PS Mapping tables can eat RAM like any other QV internal table. A mapping table with 10.000.000 distinct values will need as much as 1.0GB of RAM. Just to store the lookup table.

brunodec
Contributor III
Contributor III
Author

Thank you everybody for your feedback. I'm sure now it is not possible 🙂

Perhaps an idea for QlikTech to enable removing mapping tables in a future release.

shahamel
Creator
Creator

According to this thread on the Qlik Community (https://community.qlik.com/thread/199468)  you can't
delete a mapping table from it's memory before the script has ended.

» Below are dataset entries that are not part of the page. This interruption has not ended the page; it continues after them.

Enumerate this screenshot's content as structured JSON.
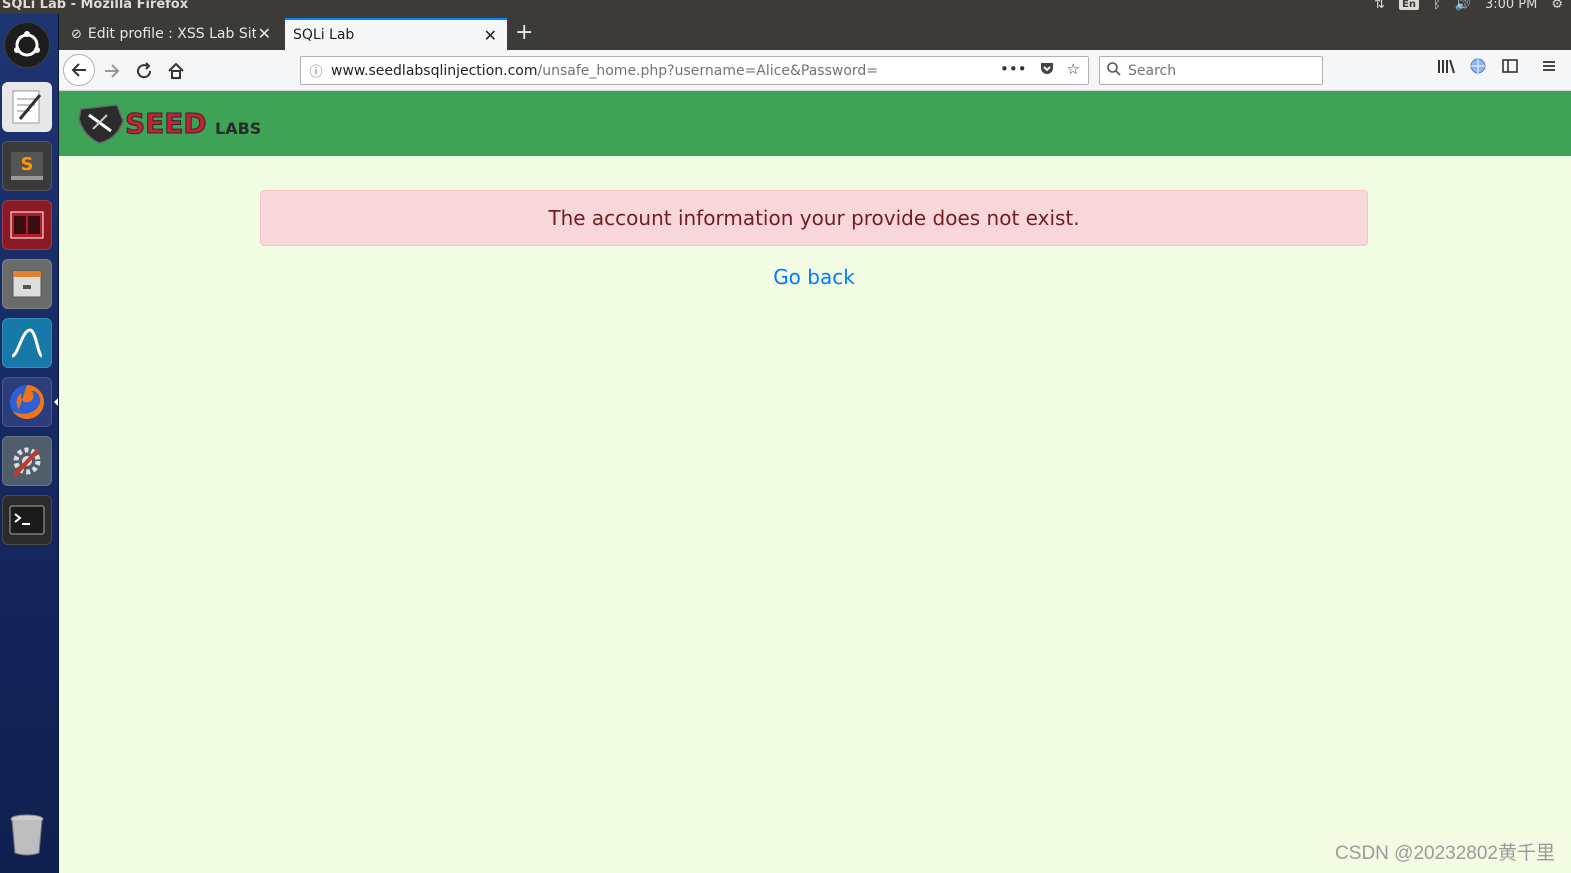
{
  "system": {
    "window_title": "SQLi Lab - Mozilla Firefox",
    "keyboard_layout": "En",
    "clock": "3:00 PM"
  },
  "launcher": {
    "items": [
      {
        "name": "ubuntu-dash-icon",
        "color": "#2a2a2a"
      },
      {
        "name": "text-editor-icon",
        "color": "#e8e8e8"
      },
      {
        "name": "sublime-text-icon",
        "color": "#444444"
      },
      {
        "name": "terminal-split-icon",
        "color": "#b51c2a"
      },
      {
        "name": "file-manager-icon",
        "color": "#6b6b6b"
      },
      {
        "name": "wireshark-icon",
        "color": "#1679a7"
      },
      {
        "name": "firefox-icon",
        "color": "#e66000"
      },
      {
        "name": "system-settings-icon",
        "color": "#5a6a7a"
      },
      {
        "name": "terminal-icon",
        "color": "#2b2b2b"
      },
      {
        "name": "trash-icon",
        "color": "#555555"
      }
    ]
  },
  "tabs": [
    {
      "label": "Edit profile : XSS Lab Site",
      "active": false
    },
    {
      "label": "SQLi Lab",
      "active": true
    }
  ],
  "nav": {
    "url_host": "www.seedlabsqlinjection.com",
    "url_path": "/unsafe_home.php?username=Alice&Password=",
    "search_placeholder": "Search"
  },
  "page": {
    "brand": "SEEDLABS",
    "alert_message": "The account information your provide does not exist.",
    "go_back": "Go back",
    "header_color": "#3fa357",
    "alert_bg": "#f8d7da",
    "link_color": "#007bff"
  },
  "watermark": "CSDN @20232802黄千里"
}
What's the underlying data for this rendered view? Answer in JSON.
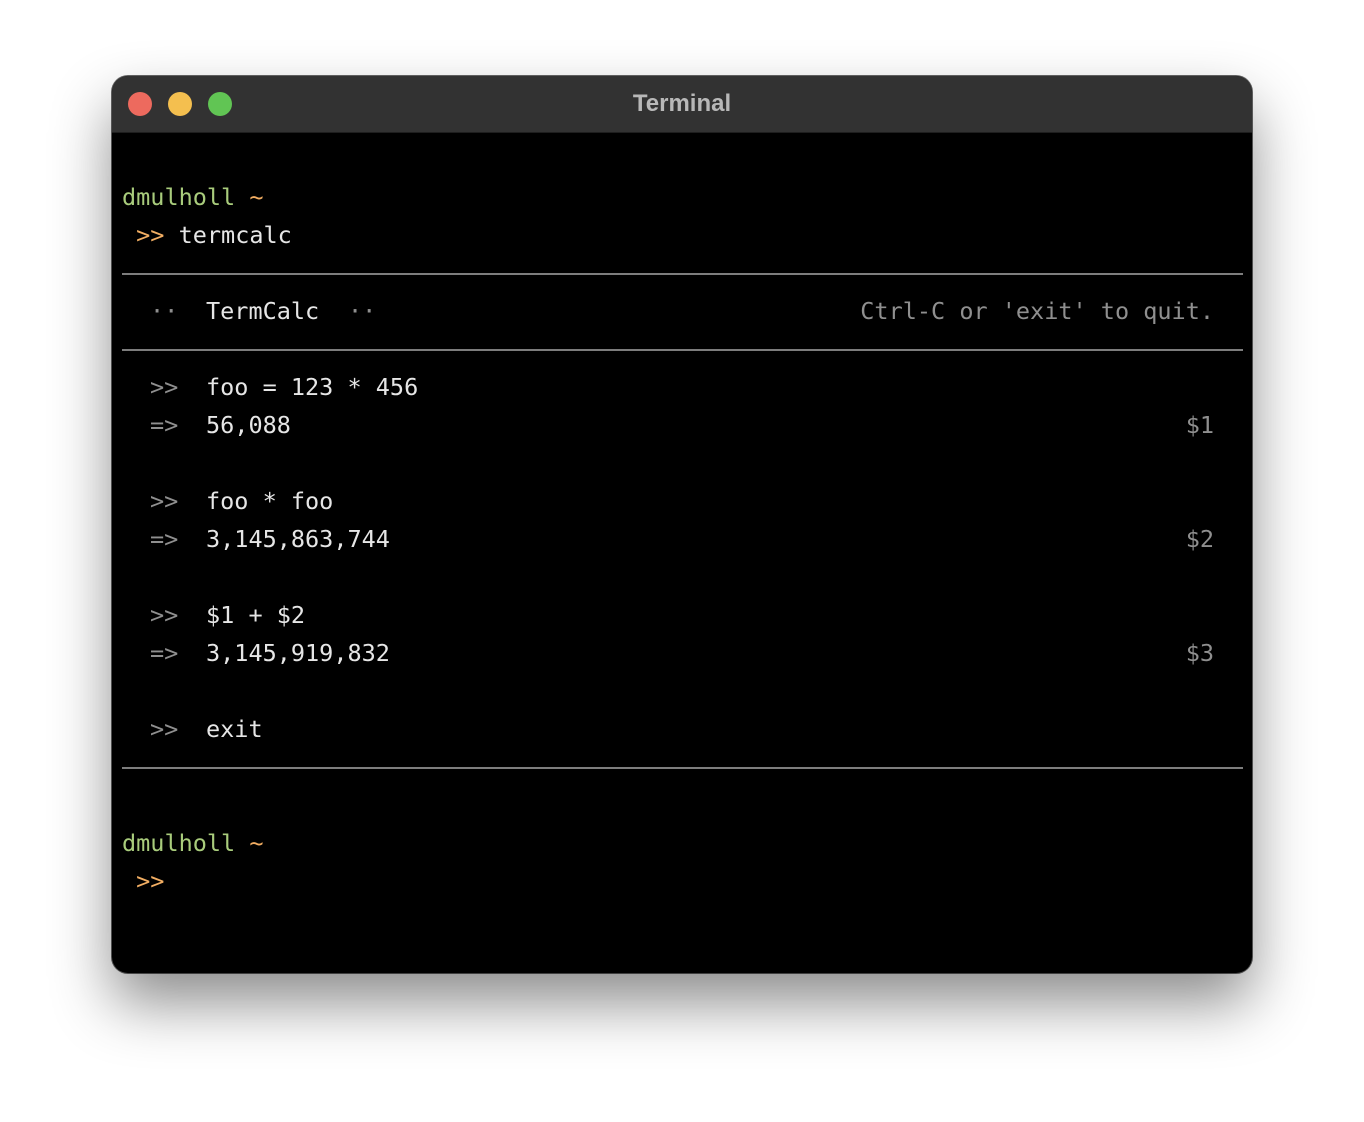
{
  "window": {
    "title": "Terminal"
  },
  "shell": {
    "user": "dmulholl",
    "cwd": "~",
    "prompt": ">>",
    "command": "termcalc"
  },
  "termcalc": {
    "header_left_dots": "··",
    "header_title": "TermCalc",
    "header_right_dots": "··",
    "quit_hint": "Ctrl-C or 'exit' to quit.",
    "input_marker": ">>",
    "output_marker": "=>",
    "entries": [
      {
        "input": "foo = 123 * 456",
        "output": "56,088",
        "ref": "$1"
      },
      {
        "input": "foo * foo",
        "output": "3,145,863,744",
        "ref": "$2"
      },
      {
        "input": "$1 + $2",
        "output": "3,145,919,832",
        "ref": "$3"
      }
    ],
    "last_input": "exit"
  },
  "colors": {
    "username": "#a9cc7c",
    "prompt": "#f2ae63",
    "muted": "#8f8f8f",
    "text": "#e6e6e6",
    "background": "#000000",
    "titlebar": "#323232"
  },
  "icons": [
    "close-icon",
    "minimize-icon",
    "zoom-icon"
  ]
}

To make sure youre mapping tables don't concatenate which each loop they encounter, you have to
follow these instructions:

1. Delete the word MAPPING from your mapping table.
2. Store that table under the same name.
3. Drop that table.
4. Create the original MAPPING Table from the data which you just stored
5. Use an applymap statement which uses the values from that above mentioned MAPPING Table

This method makes sure you use 1 MAPPING table with distinct values where no concatenation has
taken place. The example which i provide underneath show what i just explained

With kind regards

S.H.A.Hamelink

1-3-2018 !

// Step 1.
for each begin in 'Adriaan','B','Shoba'

begin:
Replace
// Mapping
LOAD * INLINE [
ABC, NUM
A,$(begin)
B,Bassie
C,3
];

next

for each begin in 'Afas','B','Ofelia'

begin:
Replace
// Mapping
LOAD * INLINE [
ABC, NUM
A,$(begin)
B,Zorro
C,D
];

next

// Step 2.
store begin into begin.qvd (qvd);


// Step 3.
DROP Table begin;

// Step 4.
begin:
Mapping
LOAD
ABC,
    NUM
FROM
begin.qvd (qvd);

// Step 5.
final:
NoConcatenate
LOAD
ABC,
ApplyValue,
ApplyMap('begin',ABC,null()) as NewestApplyVersion;
LOAD * INLINE [
    ABC, ApplyValue
    A, 1
    B, 2
    C, 3
];

MT
Contributor
Contributor

I've run into this as well. To free the memory just reuse the mapping name and load it with a single record. If you watch the performance monitor while its running you'll see the memory released.

Good Luck!

syedalamdar
Contributor
Contributor

There is a hack you can try. Stop the process where you want to drop the Mapping table and output a QVD. Create a new application and reload the QVD and continue the ETL process. You can chain these apps in the task so the first process is completed and then the second process starts. 

Apart from having multiple other issues with this solution (disk management and code management in general), I don't really recommend this approach but this was a question I thought should have some solution.